Am 18. Februar 1951 kommt Marathon Remscheid ins Stadion Am Stadtpark. Wieder unterstützen 5.000 Zuschauer ihre Mannschaft und wieder belagert die Werkself den Strafraum des Gegners. Doch in dessen Gehäuse steht ein junger Torhüter, der in Leverkusen später zur Legende wird: Fredi Mutz. Und dieser Fredi Mutz hält einfach alles, auch einen Elfmeter von Richard Job. Allerdings muss auch Bayer 04-Verteidiger Jakob Kaiser bei zwei Kontern der Remscheider für seinen schon geschlagenen Torhüter Helmut Rennen auf der Linie retten, so dass man von einem gerechten 0:0 zur Halbzeit sprechen kann. In der zweiten Hälfte gelingt Linksaußen Paul Wiorek in der 60. Minute das erlösende und viel umjubelte 1:0. Da die Werkself aber nicht nachlegen kann, muss sie bei einem der wenigen Gegenangriffe der Remscheider das 1:1 hinnehmen. Weil aber auch die Konkurrenz ihre Spiele nicht gewinnt, steht Bayer 04 mit fünf Punkten Vorsprung souverän an der Tabellenspitze der 2. Oberliga West.

Das letzte Spiel im Februar führt die Werkself und ihre Anhänger in die Grotenburg-Kampfbahn. Gegner ist dort Preußen Krefeld. Nach anfänglich verteiltem Spiel geht Bayer 04 in der 13. Minute in Führung. Einen von Paul Wiorek abgefeuerten Freistoß kann der Krefelder Keeper nur abwehren, Karl Heinz Spikofski setzt nach und drückt den Ball über die Linie. Zwanzig Minuten später leitet erneut Paul Wiorek einen Angriff ein, spielt Richard Job an, der das 2:0 markiert. Nach der Pause läuft das Spiel auf vollen Touren. Blitzschnell wechseln die Szenen vor beiden Strafräumen, wobei die Werkself das durchdachtere Spiel zeigt.

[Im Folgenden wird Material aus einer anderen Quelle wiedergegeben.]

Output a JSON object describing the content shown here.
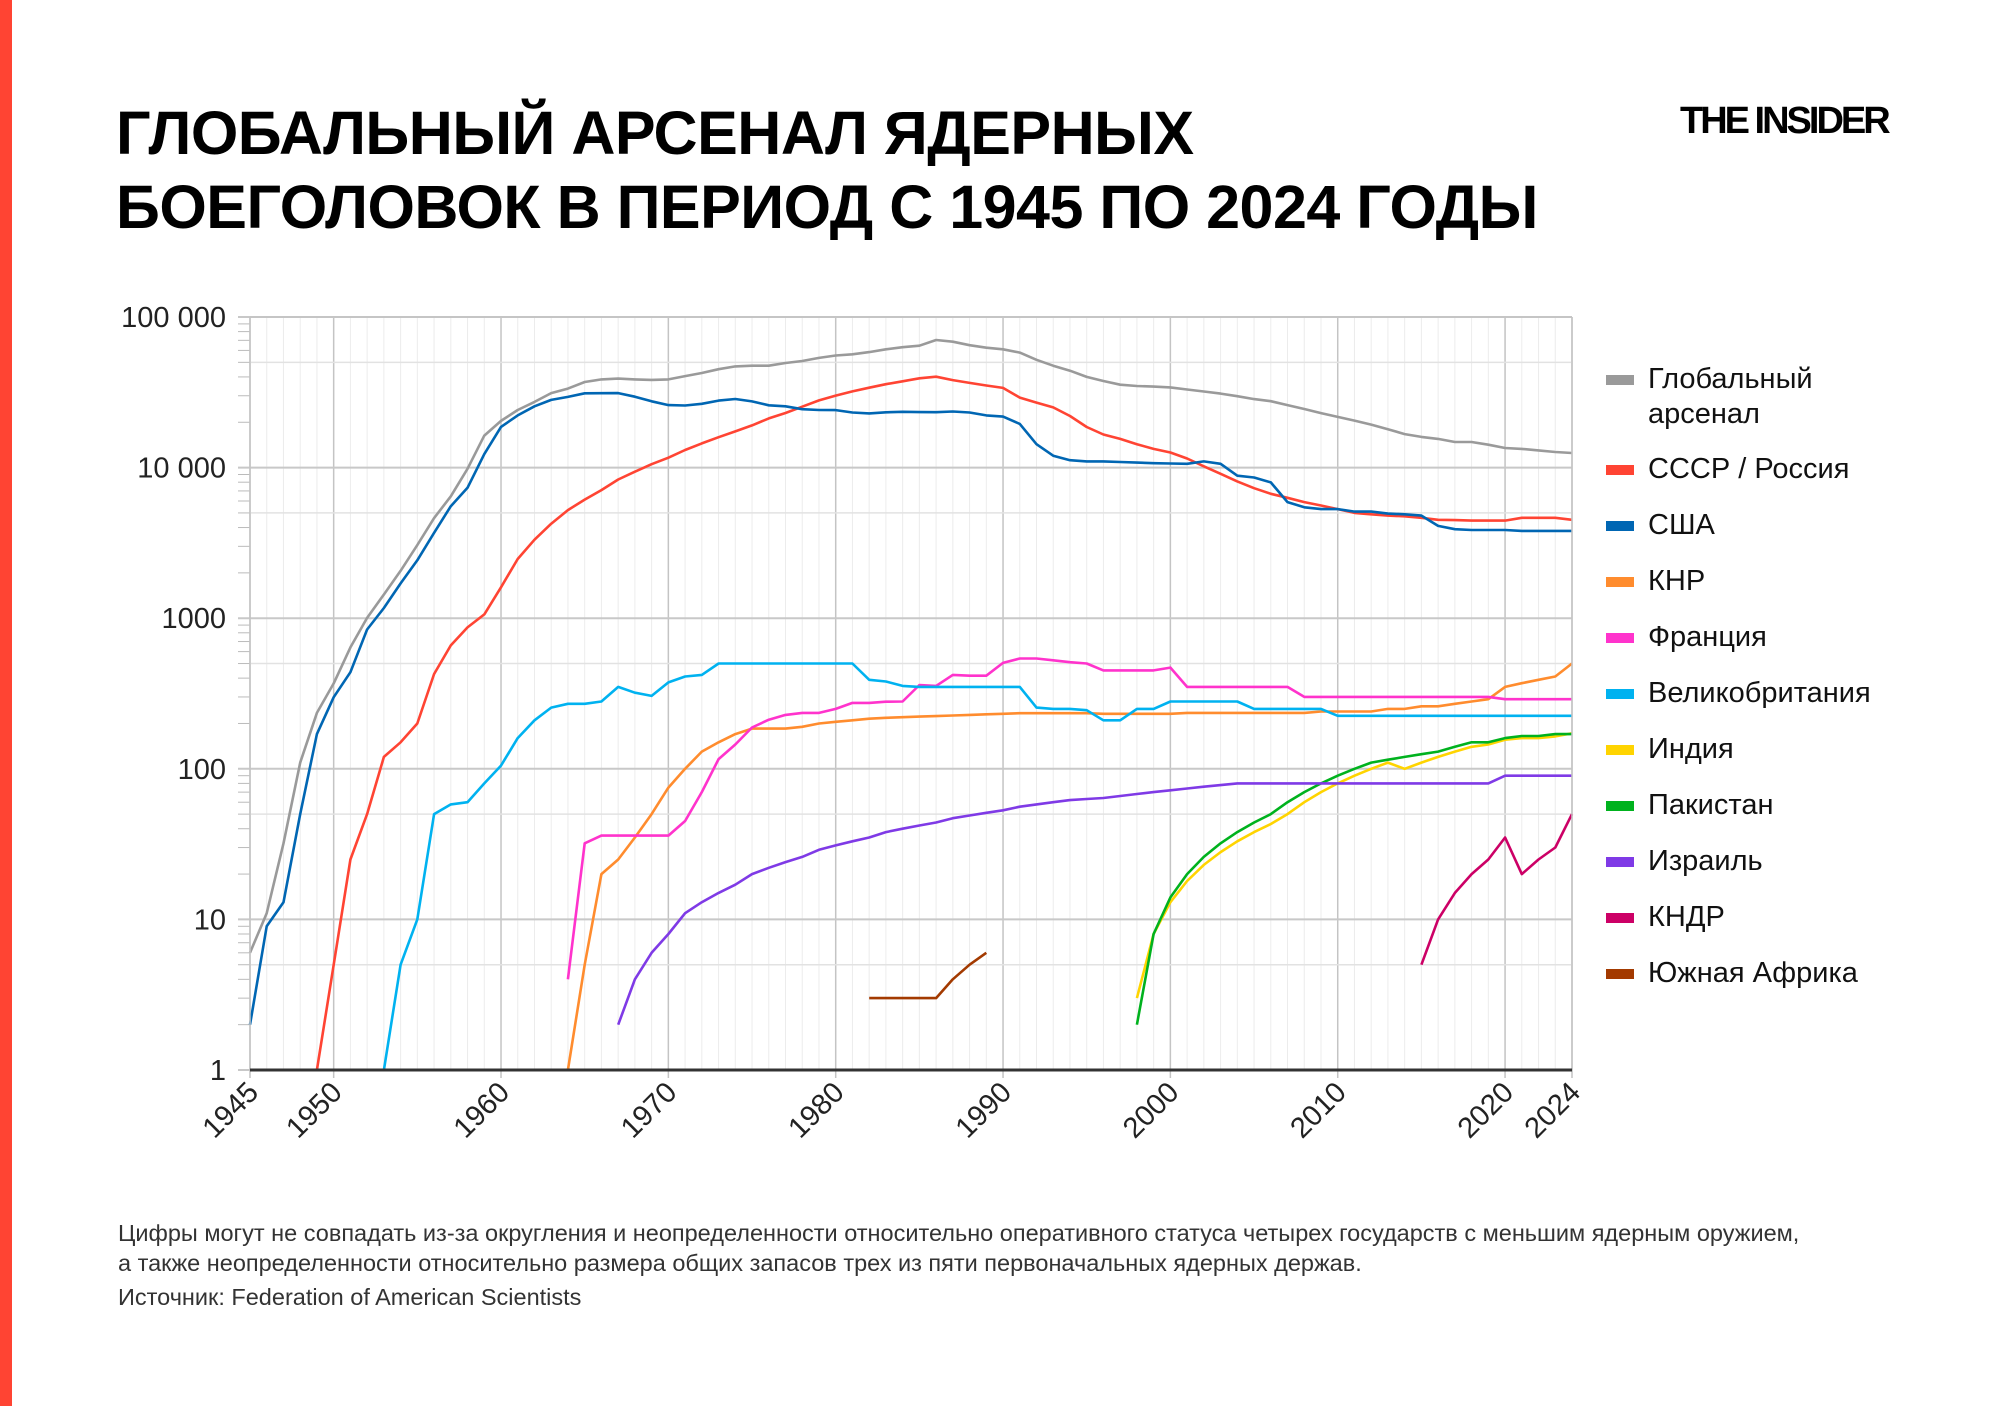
{
  "header": {
    "title_lines": [
      "ГЛОБАЛЬНЫЙ АРСЕНАЛ ЯДЕРНЫХ",
      "БОЕГОЛОВОК В ПЕРИОД С 1945 ПО 2024 ГОДЫ"
    ],
    "logo": "THE INSIDER",
    "accent_color": "#ff4433"
  },
  "footer": {
    "note": "Цифры могут не совпадать из-за округления и неопределенности относительно оперативного статуса четырех государств с меньшим ядерным оружием, а также неопределенности относительно размера общих запасов трех из пяти первоначальных ядерных держав.",
    "source": "Источник: Federation of American Scientists"
  },
  "chart_data": {
    "type": "line",
    "title": "",
    "xlabel": "",
    "ylabel": "",
    "x_range": [
      1945,
      2024
    ],
    "y_range": [
      1,
      100000
    ],
    "y_scale": "log",
    "grid": true,
    "legend_position": "right",
    "x_ticks": [
      1945,
      1950,
      1960,
      1970,
      1980,
      1990,
      2000,
      2010,
      2020,
      2024
    ],
    "x_tick_labels": [
      "1945",
      "1950",
      "1960",
      "1970",
      "1980",
      "1990",
      "2000",
      "2010",
      "2020",
      "2024"
    ],
    "y_ticks": [
      1,
      10,
      100,
      1000,
      10000,
      100000
    ],
    "y_tick_labels": [
      "1",
      "10",
      "100",
      "1000",
      "10 000",
      "100 000"
    ],
    "series": [
      {
        "name": "Глобальный арсенал",
        "name_lines": [
          "Глобальный",
          "арсенал"
        ],
        "color": "#9a9a9a",
        "x_start": 1945,
        "values": [
          6,
          11,
          32,
          110,
          235,
          369,
          640,
          1005,
          1436,
          2063,
          3057,
          4618,
          6444,
          9822,
          16305,
          20434,
          24111,
          27297,
          31255,
          33447,
          37000,
          38500,
          39000,
          38500,
          38200,
          38500,
          40500,
          42500,
          45000,
          47000,
          47500,
          47500,
          49500,
          51000,
          53500,
          55500,
          56500,
          58500,
          61000,
          63000,
          64500,
          70300,
          68500,
          65000,
          62500,
          61000,
          58000,
          52000,
          47500,
          44000,
          40000,
          37600,
          35500,
          34800,
          34500,
          34100,
          33000,
          32000,
          31000,
          29800,
          28500,
          27600,
          26000,
          24500,
          23000,
          21700,
          20500,
          19300,
          18000,
          16700,
          16000,
          15500,
          14800,
          14800,
          14200,
          13500,
          13300,
          13000,
          12700,
          12500
        ]
      },
      {
        "name": "СССР / Россия",
        "color": "#ff4433",
        "x_start": 1949,
        "values": [
          1,
          5,
          25,
          50,
          120,
          150,
          200,
          426,
          660,
          869,
          1060,
          1605,
          2471,
          3322,
          4238,
          5221,
          6129,
          7089,
          8339,
          9399,
          10538,
          11643,
          13092,
          14478,
          15915,
          17385,
          19055,
          21205,
          23044,
          25393,
          27935,
          30062,
          32049,
          33952,
          35804,
          37431,
          39197,
          40159,
          38107,
          36538,
          35078,
          33800,
          29154,
          27000,
          25100,
          22000,
          18600,
          16600,
          15500,
          14300,
          13300,
          12600,
          11500,
          10200,
          9100,
          8100,
          7300,
          6700,
          6300,
          5900,
          5600,
          5300,
          5000,
          4900,
          4800,
          4750,
          4640,
          4500,
          4480,
          4450,
          4450,
          4450,
          4640,
          4640,
          4640,
          4500
        ]
      },
      {
        "name": "США",
        "color": "#0066b3",
        "x_start": 1945,
        "values": [
          2,
          9,
          13,
          50,
          170,
          299,
          438,
          841,
          1169,
          1703,
          2422,
          3692,
          5543,
          7345,
          12298,
          18638,
          22229,
          25540,
          28133,
          29463,
          31139,
          31175,
          31255,
          29561,
          27552,
          26008,
          25830,
          26516,
          27835,
          28537,
          27519,
          25914,
          25542,
          24418,
          24138,
          24104,
          23208,
          22886,
          23305,
          23459,
          23368,
          23317,
          23575,
          23205,
          22217,
          21800,
          19500,
          14300,
          12000,
          11200,
          11000,
          11000,
          10900,
          10800,
          10700,
          10650,
          10600,
          11000,
          10600,
          8830,
          8600,
          7970,
          5900,
          5450,
          5300,
          5300,
          5100,
          5100,
          4950,
          4900,
          4800,
          4100,
          3900,
          3850,
          3850,
          3850,
          3800,
          3800,
          3800,
          3800
        ]
      },
      {
        "name": "КНР",
        "color": "#ff8c2e",
        "x_start": 1964,
        "values": [
          1,
          5,
          20,
          25,
          35,
          50,
          75,
          100,
          130,
          150,
          170,
          185,
          185,
          185,
          190,
          200,
          205,
          210,
          215,
          218,
          220,
          222,
          224,
          226,
          228,
          230,
          232,
          234,
          234,
          234,
          234,
          234,
          232,
          232,
          232,
          232,
          232,
          235,
          235,
          235,
          235,
          235,
          235,
          235,
          235,
          240,
          240,
          240,
          240,
          250,
          250,
          260,
          260,
          270,
          280,
          290,
          350,
          370,
          390,
          410,
          500
        ]
      },
      {
        "name": "Франция",
        "color": "#ff33cc",
        "x_start": 1964,
        "values": [
          4,
          32,
          36,
          36,
          36,
          36,
          36,
          45,
          70,
          116,
          145,
          188,
          212,
          228,
          235,
          235,
          250,
          274,
          274,
          279,
          280,
          360,
          355,
          420,
          415,
          415,
          505,
          540,
          540,
          525,
          510,
          500,
          450,
          450,
          450,
          450,
          470,
          350,
          350,
          350,
          350,
          350,
          350,
          350,
          300,
          300,
          300,
          300,
          300,
          300,
          300,
          300,
          300,
          300,
          300,
          300,
          290,
          290,
          290,
          290,
          290
        ]
      },
      {
        "name": "Великобритания",
        "color": "#00b2f0",
        "x_start": 1953,
        "values": [
          1,
          5,
          10,
          50,
          58,
          60,
          80,
          105,
          160,
          210,
          255,
          270,
          270,
          280,
          350,
          320,
          305,
          375,
          410,
          420,
          500,
          500,
          500,
          500,
          500,
          500,
          500,
          500,
          500,
          390,
          380,
          355,
          350,
          350,
          350,
          350,
          350,
          350,
          350,
          255,
          250,
          250,
          245,
          210,
          210,
          250,
          250,
          280,
          280,
          280,
          280,
          280,
          250,
          250,
          250,
          250,
          250,
          225,
          225,
          225,
          225,
          225,
          225,
          225,
          225,
          225,
          225,
          225,
          225,
          225,
          225,
          225
        ]
      },
      {
        "name": "Индия",
        "color": "#ffd400",
        "x_start": 1998,
        "values": [
          3,
          8,
          13,
          18,
          23,
          28,
          33,
          38,
          43,
          50,
          60,
          70,
          80,
          90,
          100,
          110,
          100,
          110,
          120,
          130,
          140,
          145,
          156,
          160,
          160,
          164,
          172
        ]
      },
      {
        "name": "Пакистан",
        "color": "#00b21e",
        "x_start": 1998,
        "values": [
          2,
          8,
          14,
          20,
          26,
          32,
          38,
          44,
          50,
          60,
          70,
          80,
          90,
          100,
          110,
          115,
          120,
          125,
          130,
          140,
          150,
          150,
          160,
          165,
          165,
          170,
          170
        ]
      },
      {
        "name": "Израиль",
        "color": "#7f3ae6",
        "x_start": 1967,
        "values": [
          2,
          4,
          6,
          8,
          11,
          13,
          15,
          17,
          20,
          22,
          24,
          26,
          29,
          31,
          33,
          35,
          38,
          40,
          42,
          44,
          47,
          49,
          51,
          53,
          56,
          58,
          60,
          62,
          63,
          64,
          66,
          68,
          70,
          72,
          74,
          76,
          78,
          80,
          80,
          80,
          80,
          80,
          80,
          80,
          80,
          80,
          80,
          80,
          80,
          80,
          80,
          80,
          80,
          90,
          90,
          90,
          90,
          90
        ]
      },
      {
        "name": "КНДР",
        "color": "#cc0066",
        "x_start": 2015,
        "values": [
          5,
          10,
          15,
          20,
          25,
          35,
          20,
          25,
          30,
          50
        ]
      },
      {
        "name": "Южная Африка",
        "color": "#a33a00",
        "x_start": 1982,
        "values": [
          3,
          3,
          3,
          3,
          3,
          4,
          5,
          6
        ]
      }
    ]
  }
}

In der 56. Minute zieht Richard Job wuchtig ab, erneut kann der Torhüter nicht festhalten und diesmal ist Rechtsaußen Theo Kirchberg zur Stelle – 3:0 für Bayer 04. Der Anschlusstreffer der Krefelder kann die Werkself nicht schocken. In der letzten halben Stunde bestimmen die Gäste aus Leverkusen das Geschehen und erhöhen durch Tore von Hans Flohr und erneut Karl Heinz Spikofski auf 5:1. Nach diesem souveränen Auswärtssieg steht die Werkself mit 35:11 Punkten an der Spitze der Tabelle, sechs Zähler vor dem Tabellenzweiten SSV Wuppertal. Die Bayer 04-Fans sind schon in 1. Oberliga-West-Stimmung und warten sehnsüchtig auf das nächste Heimspiel gegen den direkten Konkurrenten aus Wuppertal.